Iran Emphasizes Bilateral Talks With JCPOA Members, Leaving US Out
Iran’s chief nuclear negotiator visiting Moscow suggested late Thursday that his country is not negotiating with the United States, but with other world powers.
Ali Bagheri Kani who traveled to Moscow on Thursday after a trip to Brussels the day before, spoke with Islamic Republic News Agency, IRNA and in response to a question about the US welcoming Iran’s decision to return to the nuclear talks, said, “Our discussions are with 4+1”.
The four powers Bagheri referred to are four of the five permanent members of the United Nations Security Council, minus the United States. Germany is the fifth country, which was a signatory of the Joint Comprehensive Plan of Action (JCPOA) but not a permanent member of the Council.
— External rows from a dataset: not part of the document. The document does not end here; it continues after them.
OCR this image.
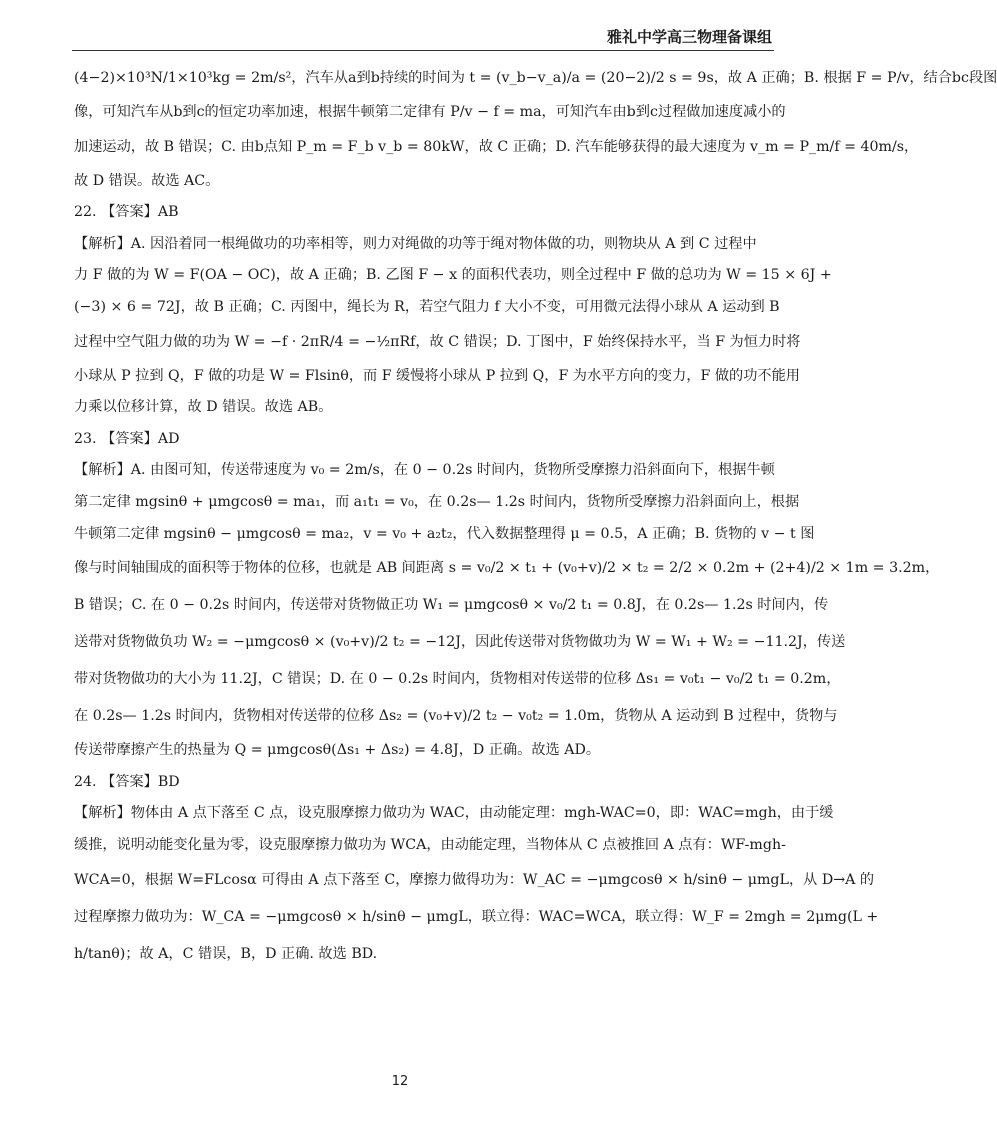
雅礼中学高三物理备课组
(4−2)×10³N/1×10³kg = 2m/s²，汽车从a到b持续的时间为 t = (v_b−v_a)/a = (20−2)/2 s = 9s，故 A 正确；B. 根据 F = P/v，结合bc段图
像，可知汽车从b到c的恒定功率加速，根据牛顿第二定律有 P/v − f = ma，可知汽车由b到c过程做加速度减小的
加速运动，故 B 错误；C. 由b点知 P_m = F_b v_b = 80kW，故 C 正确；D. 汽车能够获得的最大速度为 v_m = P_m/f = 40m/s，
故 D 错误。故选 AC。
22. 【答案】AB
【解析】A. 因沿着同一根绳做功的功率相等，则力对绳做的功等于绳对物体做的功，则物块从 A 到 C 过程中
力 F 做的为 W = F(OA − OC)，故 A 正确；B. 乙图 F − x 的面积代表功，则全过程中 F 做的总功为 W = 15 × 6J +
(−3) × 6 = 72J，故 B 正确；C. 丙图中，绳长为 R，若空气阻力 f 大小不变，可用微元法得小球从 A 运动到 B
过程中空气阻力做的功为 W = −f · 2πR/4 = −½πRf，故 C 错误；D. 丁图中，F 始终保持水平，当 F 为恒力时将
小球从 P 拉到 Q，F 做的功是 W = Flsinθ，而 F 缓慢将小球从 P 拉到 Q，F 为水平方向的变力，F 做的功不能用
力乘以位移计算，故 D 错误。故选 AB。
23. 【答案】AD
【解析】A. 由图可知，传送带速度为 v₀ = 2m/s，在 0 − 0.2s 时间内，货物所受摩擦力沿斜面向下，根据牛顿
第二定律 mgsinθ + μmgcosθ = ma₁，而 a₁t₁ = v₀，在 0.2s— 1.2s 时间内，货物所受摩擦力沿斜面向上，根据
牛顿第二定律 mgsinθ − μmgcosθ = ma₂，v = v₀ + a₂t₂，代入数据整理得 μ = 0.5，A 正确；B. 货物的 v − t 图
像与时间轴围成的面积等于物体的位移，也就是 AB 间距离 s = v₀/2 × t₁ + (v₀+v)/2 × t₂ = 2/2 × 0.2m + (2+4)/2 × 1m = 3.2m，
B 错误；C. 在 0 − 0.2s 时间内，传送带对货物做正功 W₁ = μmgcosθ × v₀/2 t₁ = 0.8J，在 0.2s— 1.2s 时间内，传
送带对货物做负功 W₂ = −μmgcosθ × (v₀+v)/2 t₂ = −12J，因此传送带对货物做功为 W = W₁ + W₂ = −11.2J，传送
带对货物做功的大小为 11.2J，C 错误；D. 在 0 − 0.2s 时间内，货物相对传送带的位移 Δs₁ = v₀t₁ − v₀/2 t₁ = 0.2m，
在 0.2s— 1.2s 时间内，货物相对传送带的位移 Δs₂ = (v₀+v)/2 t₂ − v₀t₂ = 1.0m，货物从 A 运动到 B 过程中，货物与
传送带摩擦产生的热量为 Q = μmgcosθ(Δs₁ + Δs₂) = 4.8J，D 正确。故选 AD。
24. 【答案】BD
【解析】物体由 A 点下落至 C 点，设克服摩擦力做功为 WAC，由动能定理：mgh-WAC=0，即：WAC=mgh，由于缓
缓推，说明动能变化量为零，设克服摩擦力做功为 WCA，由动能定理，当物体从 C 点被推回 A 点有：WF-mgh-
WCA=0，根据 W=FLcosα 可得由 A 点下落至 C，摩擦力做得功为：W_AC = −μmgcosθ × h/sinθ − μmgL，从 D→A 的
过程摩擦力做功为：W_CA = −μmgcosθ × h/sinθ − μmgL，联立得：WAC=WCA，联立得：W_F = 2mgh = 2μmg(L +
h/tanθ)；故 A，C 错误，B，D 正确. 故选 BD.
12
While the 4+1 have remained in JCPOA, the United States withdrew from the agreement in 2018.
Negotiations that began in Vienna in April after President Joe Biden assumed office and expressed his intention to restore the 2015 Iran nuclear deal, involved the four Security Council members directly meeting with Iran, plus the United States negotiating on the sidelines of the group, with the mediation of its three European allies.
After leaving the Vienna format in June and delaying its return until now, Iran seems to be trying to avoid the quicker, on-the-spot Vienna talks, leaving the US out of a more direct involvement in the negotiations.
Bagheri also told IRNA that Tehran will continue discussions on a bilateral mode with JCPOA participants, meaning 4+1.
So far it appears that Tehran is trying to negotiate with Enrique Mora, the chief European Union coordinator of the Vienna talks and with Russia, and has not met with the UK, France and Germany.
At the same time, Iran’s Foreign Minister Hossein Amir-Abdollahian demanded on Wednesday that the US must show “goodwill” and release $10 billion of Iran’s frozen funds to help advance the talks, while Bagheri in Brussels said the Vienna talks will resume by the end of November.
Asked in Moscow if there is a more concrete date, Bagheri said, “What is more important in the new round of negotiations is the readiness of the other side to make serious decisions about lifting sanctions.”
From the foreign minister’s demand for the release of $10 billion and Bagheri’s claim that currently there is a new format of talks hinging on US lifting sanctions, it seems Iran has departed from the logic of the Vienna talks and is putting forth new conditions.
In Vienna, the talks were about charting a course for the “mutual return” of Iran and the US to the JCPOA. This meant negotiating a sequence of steps and actions that would lead to an eventual restoration of all JCPOA obligations. Lifting US sanctions was an important part of that sequence, which Iran seems to want to change now, asking for money before the process of returning to the agreement is negotiated.